The Oakland Symphony opens its 22nd season with its new name and a West Coast premiere by Bay Area composer Mason Bates on Fri., Oct. 2, at 8 p.m. at the Paramount Theatre in Oakland. The program, with music director Michael Morgan on the podium, includes Bates' "Devil's Radio," Prokofiev's "Violin Concerto" with guest soloist Kenneth Renshaw, selections from Brahms' "Liebeslieder Waltzes" with the Oakland Symphony Chorus conducted by Lynne Morrow, and Rachmaninoff's "Symphonic Dances". For info and tickets ($15-$75), visit oaklandsymphony.org.
The Jarvis Conservatory (1711 Main St., Napa) will present the renowned SF-based Cypress String Quartet (Cecily Ward, violin; Tom Stone, violin; Ethan Filner, viola; and Jennifer Kloetzel, cello) in the Beethoven String Quartet Concert Series, a two-year series featuring the complete string quartets of Ludwig van Beethoven on three Saturday evenings (Oct. 24, Jan. 27, May 14) at 7 p.m. The concert on Sat., Oct. 24, will feature Beethoven's String Quartet in F, Op. 18, No. 1; String Quartet in F, Op. 135; and String Quartet in F, Op 59, No. 1. General admission $40, series tickets $96, at?jarvisconservatory.com/cypressquartet.
Pound Cake
What's up with our favorite Bay Area Latina lesbian comic this fall?
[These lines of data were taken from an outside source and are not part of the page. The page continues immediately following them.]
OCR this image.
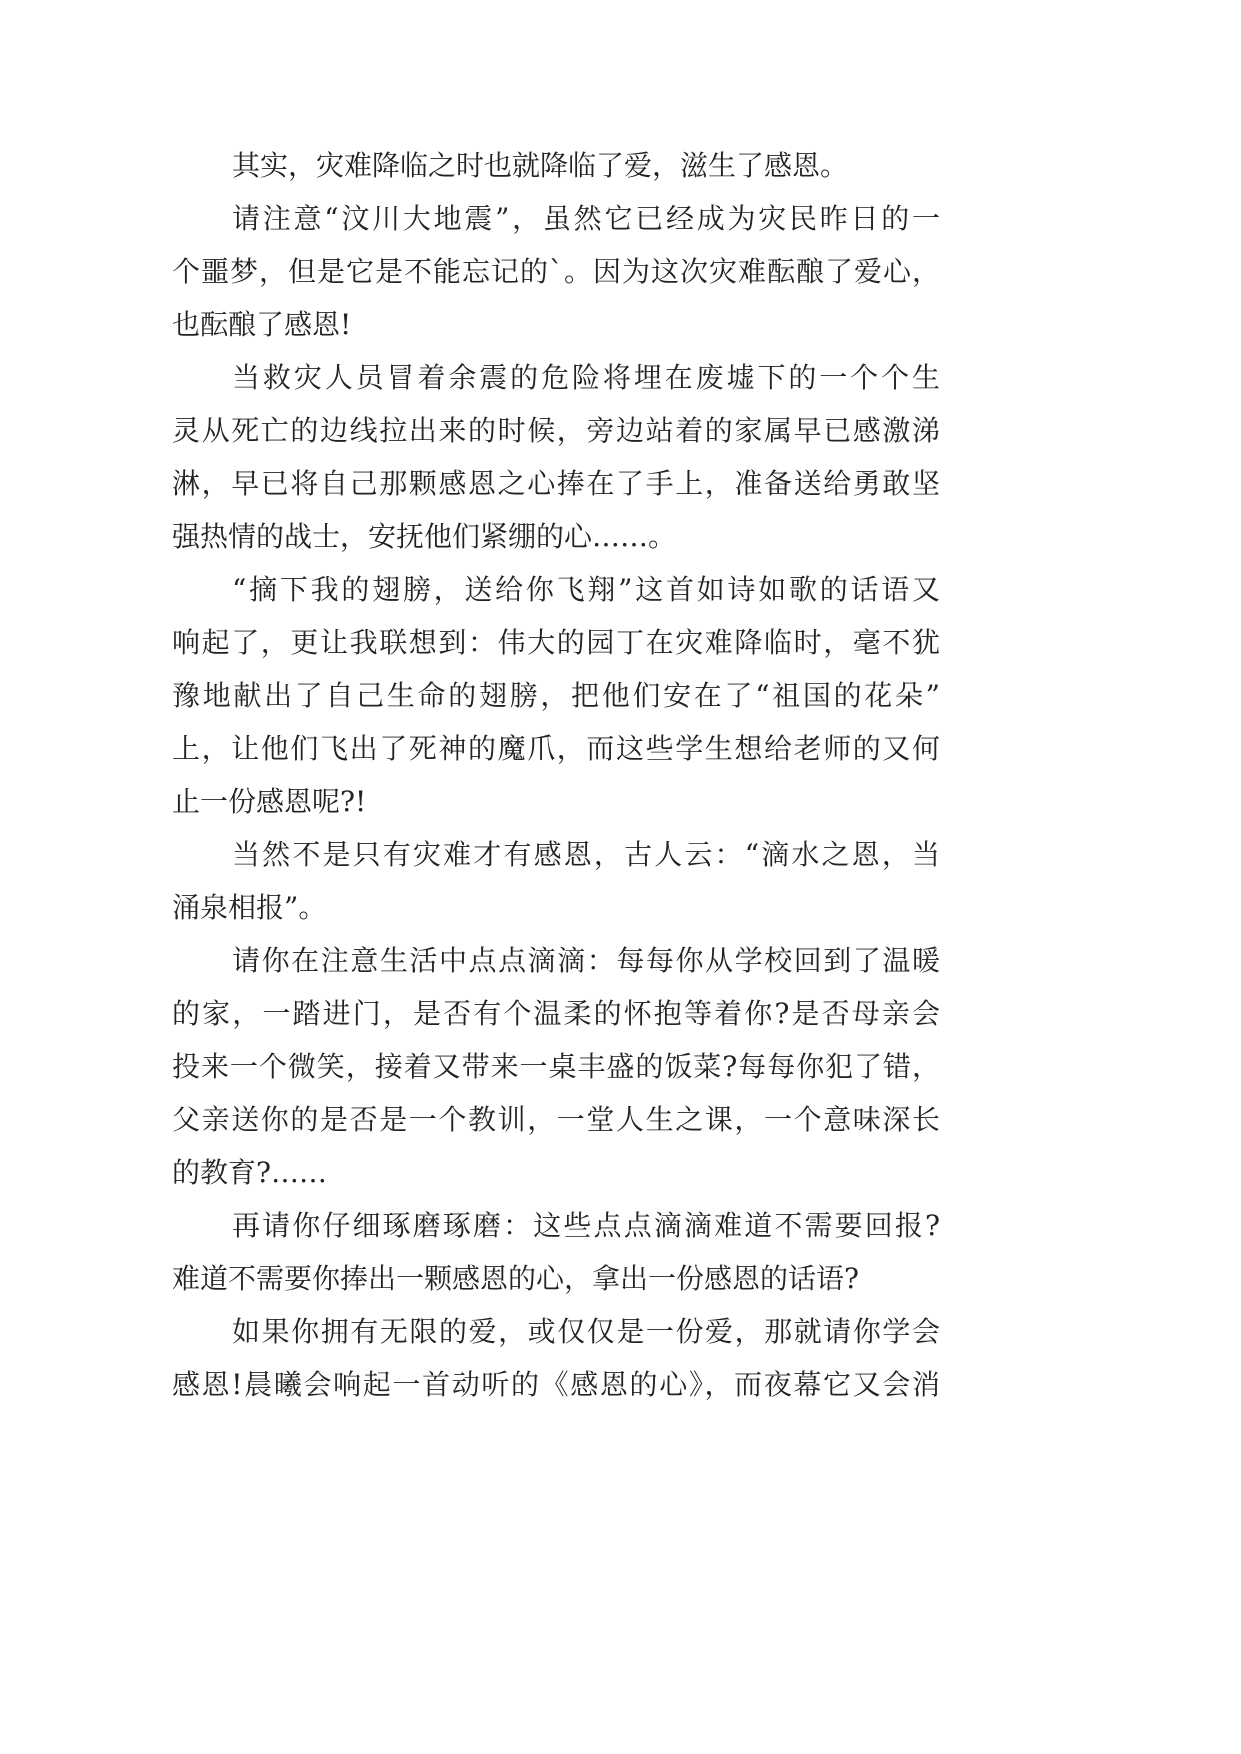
其实，灾难降临之时也就降临了爱，滋生了感恩。
请注意“汶川大地震”，虽然它已经成为灾民昨日的一
个噩梦，但是它是不能忘记的`。因为这次灾难酝酿了爱心，
也酝酿了感恩!
当救灾人员冒着余震的危险将埋在废墟下的一个个生
灵从死亡的边线拉出来的时候，旁边站着的家属早已感激涕
淋，早已将自己那颗感恩之心捧在了手上，准备送给勇敢坚
强热情的战士，安抚他们紧绷的心……。
“摘下我的翅膀，送给你飞翔”这首如诗如歌的话语又
响起了，更让我联想到：伟大的园丁在灾难降临时，毫不犹
豫地献出了自己生命的翅膀，把他们安在了“祖国的花朵”
上，让他们飞出了死神的魔爪，而这些学生想给老师的又何
止一份感恩呢?!
当然不是只有灾难才有感恩，古人云：“滴水之恩，当
涌泉相报”。
请你在注意生活中点点滴滴：每每你从学校回到了温暖
的家，一踏进门，是否有个温柔的怀抱等着你?是否母亲会
投来一个微笑，接着又带来一桌丰盛的饭菜?每每你犯了错，
父亲送你的是否是一个教训，一堂人生之课，一个意味深长
的教育?……
再请你仔细琢磨琢磨：这些点点滴滴难道不需要回报?
难道不需要你捧出一颗感恩的心，拿出一份感恩的话语?
如果你拥有无限的爱，或仅仅是一份爱，那就请你学会
感恩!晨曦会响起一首动听的《感恩的心》，而夜幕它又会消
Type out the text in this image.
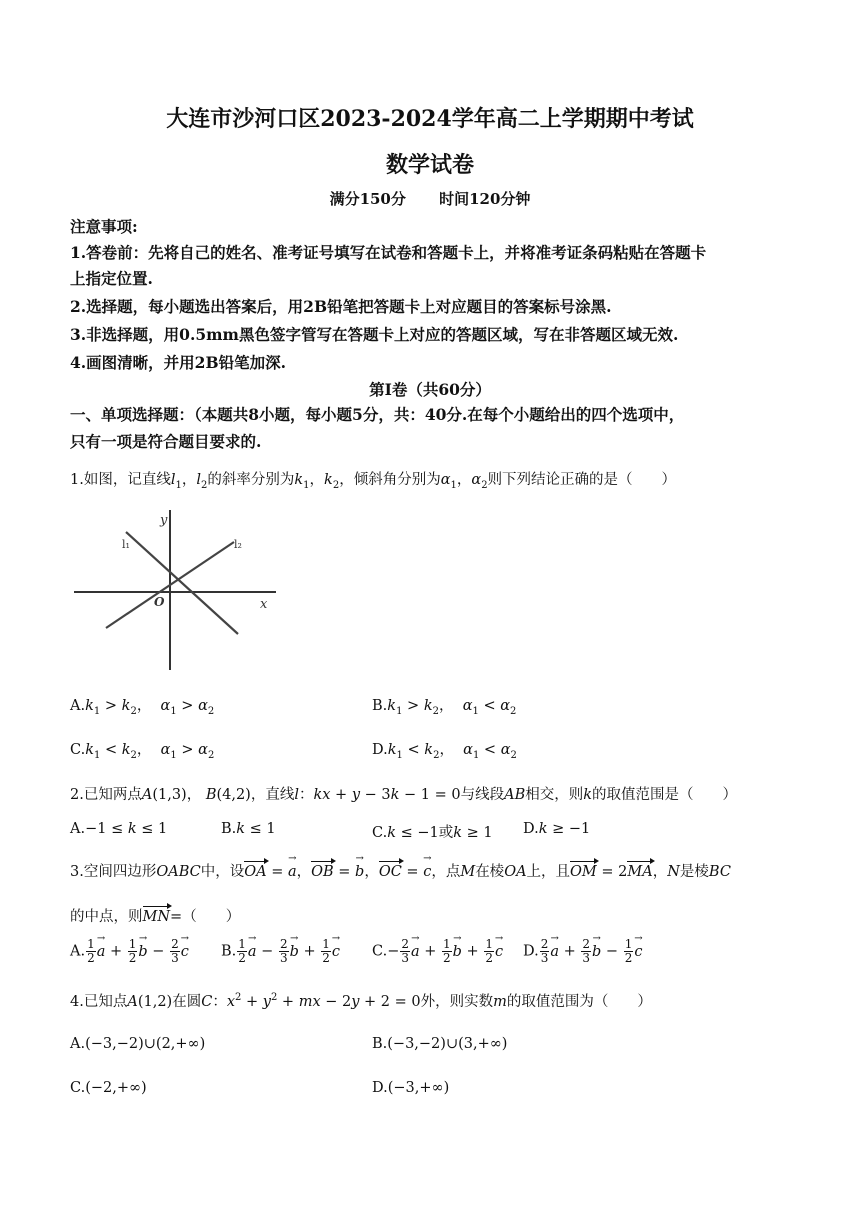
大连市沙河口区2023-2024学年高二上学期期中考试
数学试卷
满分150分 时间120分钟
注意事项:
1.答卷前：先将自己的姓名、准考证号填写在试卷和答题卡上，并将准考证条码粘贴在答题卡
上指定位置.
2.选择题，每小题选出答案后，用2B铅笔把答题卡上对应题目的答案标号涂黑.
3.非选择题，用0.5mm黑色签字管写在答题卡上对应的答题区域，写在非答题区域无效.
4.画图清晰，并用2B铅笔加深.
第Ⅰ卷（共60分）
一、单项选择题：（本题共8小题，每小题5分，共：40分.在每个小题给出的四个选项中，
只有一项是符合题目要求的.
1.如图，记直线$l_1$，$l_2$的斜率分别为$k_1$，$k_2$，倾斜角分别为$\alpha_1$，$\alpha_2$则下列结论正确的是（　　）
y
x
O
l₁	l₂
$A.k_1 > k_2$，  $\alpha_1 > \alpha_2$	$B.k_1 > k_2$，  $\alpha_1 < \alpha_2$
$C.k_1 < k_2$，  $\alpha_1 > \alpha_2$	$D.k_1 < k_2$，  $\alpha_1 < \alpha_2$
2.已知两点A(1,3)， B(4,2)，直线l：kx + y − 3k − 1 = 0与线段AB相交，则k的取值范围是（　　）
A.−1 ≤ k ≤ 1	B.k ≤ 1	C.k ≤ −1或k ≥ 1 D.k ≥ −1
3.空间四边形OABC中，设OA = → a，OB = → b，OC = → c，点M在棱OA上，且OM = 2MA，N是棱BC
的中点，则MN=（　　）
A. $\frac{1}{2}$
→ $a + \frac{1}{2}$
→ $b - \frac{2}{3}$
→ c B. $\frac{1}{2}$
→ $a - \frac{2}{3}$
→ $b + \frac{1}{2}$
→ c $C.- \frac{2}{3}$
→ $a + \frac{1}{2}$
→ $b + \frac{1}{2}$
→ c D. $\frac{2}{3}$
→ $a + \frac{2}{3}$
→ $b - \frac{1}{2}$
→ c
4.已知点A(1,2)在圆C：$x^2 + y^2$ + mx − 2y + 2 = 0外，则实数m的取值范围为（　　）
A.(−3,−2)∪(2,+∞)	B.(−3,−2)∪(3,+∞)
C.(−2,+∞)	D.(−3,+∞)
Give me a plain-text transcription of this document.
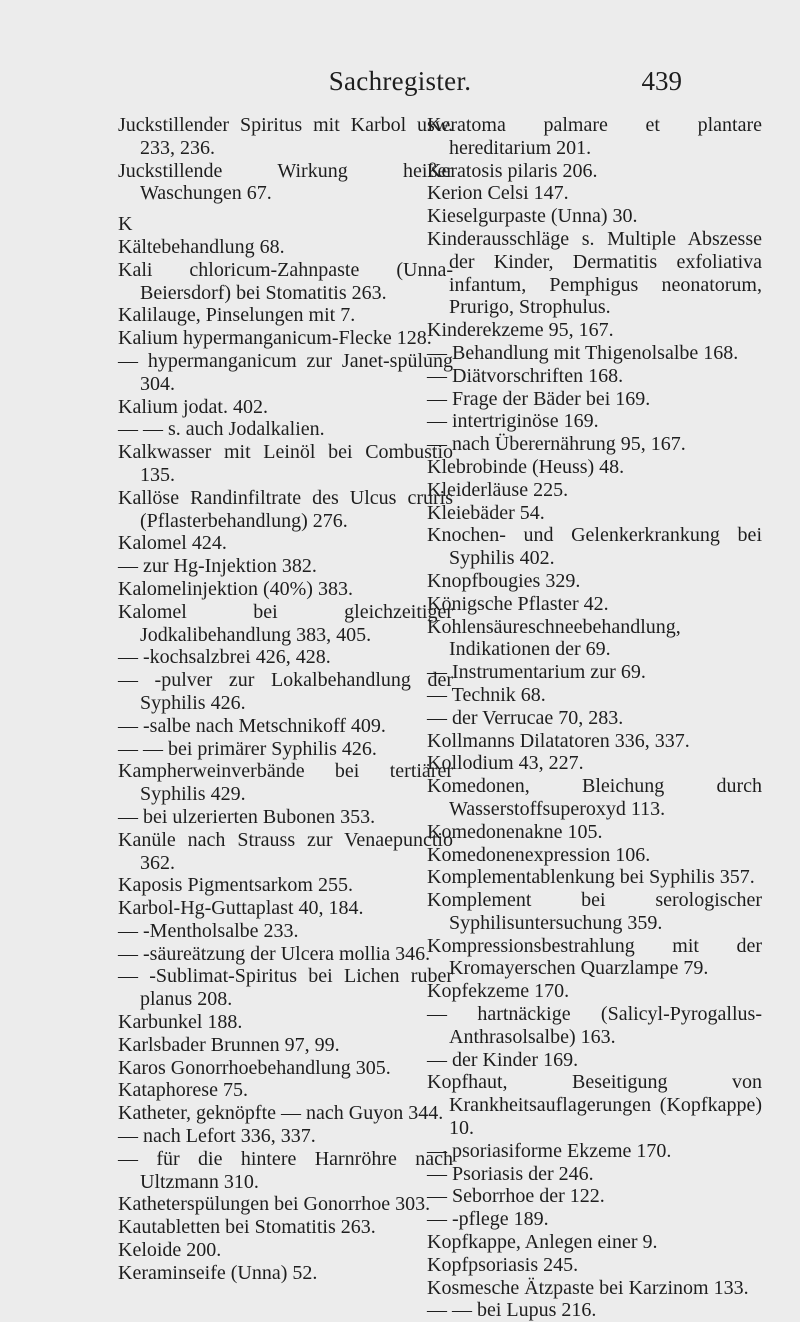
Sachregister.	439

Juckstillender Spiritus mit Karbol usw. 233, 236.

Juckstillende Wirkung heißer Waschungen 67.

K

Kältebehandlung 68.

Kali chloricum-Zahnpaste (Unna-Beiersdorf) bei Stomatitis 263.

Kalilauge, Pinselungen mit 7.

Kalium hypermanganicum-Flecke 128.

— hypermanganicum zur Janet-spülung 304.

Kalium jodat. 402.

— — s. auch Jodalkalien.

Kalkwasser mit Leinöl bei Combustio 135.

Kallöse Randinfiltrate des Ulcus cruris (Pflasterbehandlung) 276.

Kalomel 424.

— zur Hg-Injektion 382.

Kalomelinjektion (40%) 383.

Kalomel bei gleichzeitiger Jodkalibehandlung 383, 405.

— -kochsalzbrei 426, 428.

— -pulver zur Lokalbehandlung der Syphilis 426.

— -salbe nach Metschnikoff 409.

— — bei primärer Syphilis 426.

Kampherweinverbände bei tertiärer Syphilis 429.

— bei ulzerierten Bubonen 353.

Kanüle nach Strauss zur Venaepunctio 362.

Kaposis Pigmentsarkom 255.

Karbol-Hg-Guttaplast 40, 184.

— -Mentholsalbe 233.

— -säureätzung der Ulcera mollia 346.

— -Sublimat-Spiritus bei Lichen ruber planus 208.

Karbunkel 188.

Karlsbader Brunnen 97, 99.

Karos Gonorrhoebehandlung 305.

Kataphorese 75.

Katheter, geknöpfte — nach Guyon 344.

— nach Lefort 336, 337.

— für die hintere Harnröhre nach Ultzmann 310.

Katheterspülungen bei Gonorrhoe 303.

Kautabletten bei Stomatitis 263.

Keloide 200.

Keraminseife (Unna) 52.

Keratoma palmare et plantare hereditarium 201.

Keratosis pilaris 206.

Kerion Celsi 147.

Kieselgurpaste (Unna) 30.

Kinderausschläge s. Multiple Abszesse der Kinder, Dermatitis exfoliativa infantum, Pemphigus neonatorum, Prurigo, Strophulus.

Kinderekzeme 95, 167.

— Behandlung mit Thigenolsalbe 168.

— Diätvorschriften 168.

— Frage der Bäder bei 169.

— intertriginöse 169.

— nach Überernährung 95, 167.

Klebrobinde (Heuss) 48.

Kleiderläuse 225.

Kleiebäder 54.

Knochen- und Gelenkerkrankung bei Syphilis 402.

Knopfbougies 329.

Königsche Pflaster 42.

Kohlensäureschneebehandlung, Indikationen der 69.

— Instrumentarium zur 69.

— Technik 68.

— der Verrucae 70, 283.

Kollmanns Dilatatoren 336, 337.

Kollodium 43, 227.

Komedonen, Bleichung durch Wasserstoffsuperoxyd 113.

Komedonenakne 105.

Komedonenexpression 106.

Komplementablenkung bei Syphilis 357.

Komplement bei serologischer Syphilisuntersuchung 359.

Kompressionsbestrahlung mit der Kromayerschen Quarzlampe 79.

Kopfekzeme 170.

— hartnäckige (Salicyl-Pyrogallus-Anthrasolsalbe) 163.

— der Kinder 169.

Kopfhaut, Beseitigung von Krankheitsauflagerungen (Kopfkappe) 10.

— psoriasiforme Ekzeme 170.

— Psoriasis der 246.

— Seborrhoe der 122.

— -pflege 189.

Kopfkappe, Anlegen einer 9.

Kopfpsoriasis 245.

Kosmesche Ätzpaste bei Karzinom 133.

— — bei Lupus 216.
Writer/performer Marga Gomez's "Pound," a sexually-fueled tour de force, plays Brava Theater Center, Oct. 15-Nov. 15, after a critically acclaimed run in NYC. Here's the squib: "A ladies room fisting catapults a celibate celesbian through a vaginal portal to a cloud where notorious lesbian cinematic archetypes hook up in spectacularly meta ways." We don't know what any of that means, but wowza! Info: brava.org.
Bowl Us Over
Future is now: Out There attended the media lunch preview for Eatsa, SF's first automated cafe with no servers or cashiers, downtown at 121 Spear St. Eatsa offers a range of yummy quinoa bowls for an impressively low price point, $6.95. You punch in your order at a self-service kiosk, then pick up the food in an automated "cubby system" when it flashes your name. Everything comes in combinations of fresh, flavorful offerings that you can customize to taste.
We sampled a Bento Bowl, with stir-fry quinoa, edamame, wonton strips, teriyaki sauce, miso portobello, and apple-cabbage slaw. We'll return to try out the Mediterranean (pita chips, arugula, feta, tomato, cucumber, artichoke hearts, dill yogurt sauce, Greek-style quinoa, kalamata olives, marinated chickpeas), and there are plenty of other variations to tempt us. It's food that's fast without being fast food. Two additional CA locations will open by the end of the year. It's like a 21st-century take on the old Horn & Hardart Automats. Check it out at www.eatsa.com.